Melissa McCarthy;Kristen Wiig;Kate McKinnon;Leslie Jones

But enough about scary humans. We're supposed to be here for ghosts. These updated spooks are shiny, glowing, and almost too gorgeous. They look so expensive that when poor foam rubber Slimer shows up, he's outclassed. Then again, in the last 22 years, everything in New York has jacked up its price. That old firehouse now goes for $21,000 a month. Sorry, girls — in 2016 you've gotta live above a Chinese fast-food joint.

As for the busting, it's fine. Protons fire, spirits writhe, and Stage 4 apparitions vomit ectoslime directly at the screen. According to paranormal experts, women make good Ghostbusters because they have the empathy to communicate with the dead. If true, that skill goes ignored. The action is rehashed favorite hits, done with previous director turned producer Ivan Reitman's blessing. We need another giant, pasty monster smashing up Manhattan as much as we need Fall Out Boy's god-awful cover of Ray Parker Jr.’s Ghostbusters theme. The more Feig apes the past, the more we're reminded that the original is irreplaceable. Reitman could have remade it shot-for-shot with the 1984 cast and fans would still be underwhelmed.

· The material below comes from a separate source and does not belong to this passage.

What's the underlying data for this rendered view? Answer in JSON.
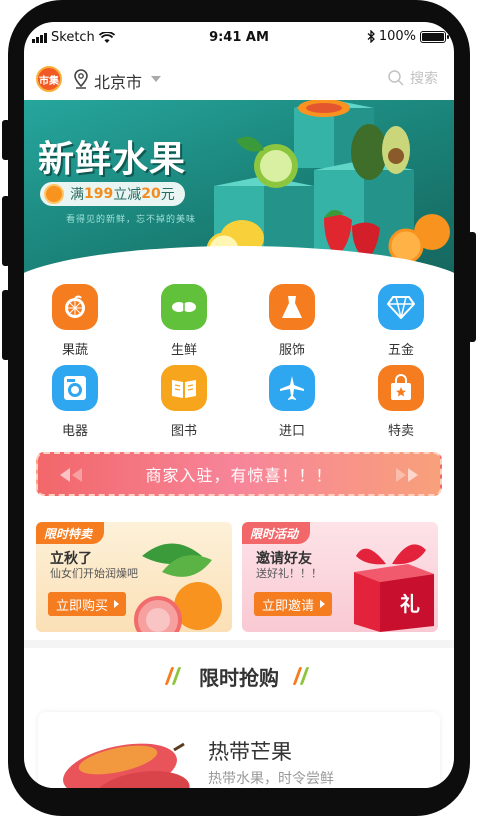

Yet when Feig makes the fight sequences his own, we get a gorgeous shot of two of the stars tumbling into a spectral wormhole. We get ladies licking their plasma-pistols and shooting ghouls in the crotch. Alas, Feig's ambitious attempt at a giant dance number got killed. At least it lives on in the credits. And I couldn't help but snicker that a side effect of Rowan's evil plan transforms modern Manhattan into a retro nightmare, with old storefronts and even older ghouls. Our leads are rewound to pre-’70s New York, back before Pam Grier became the first female action hero. To save the future, they have to destroy the past — including the Ghostbusters logo. It's like Feig is hunting a second kind of ghost: the moth-eaten macho mind-set that should have died decades ago.

Still, the big CG sequences are less captivating than simply watching the four ladies kick it with a pizza. Wiig and McCarthy nestle into their comfortable roles as the soft-spoken priss and the bustling madwoman, leaving room for Jones to barge in with her big punch lines.

But keep your eyes on the background. That's where Jones's Saturday Night Live costar McKinnon lurks, quietly transforming herself into a movie star. McKinnon gets half the lines of Wiig and McCarthy, yet she dominates our attention. She takes up space, slinging her arms on people's shoulders and staring at the camera as if daring us to blink. She's electric and fearless. When she sprays a fire extinguisher, McKinnon throws her head back in ecstasy. The erotic gag isn't for our pleasure, it's for her own damned amusement: Busting makes her feel great. She's a weirdo enjoying herself without giving a fuck what anybody thinks — something Ghostbusters should have been able to do all along.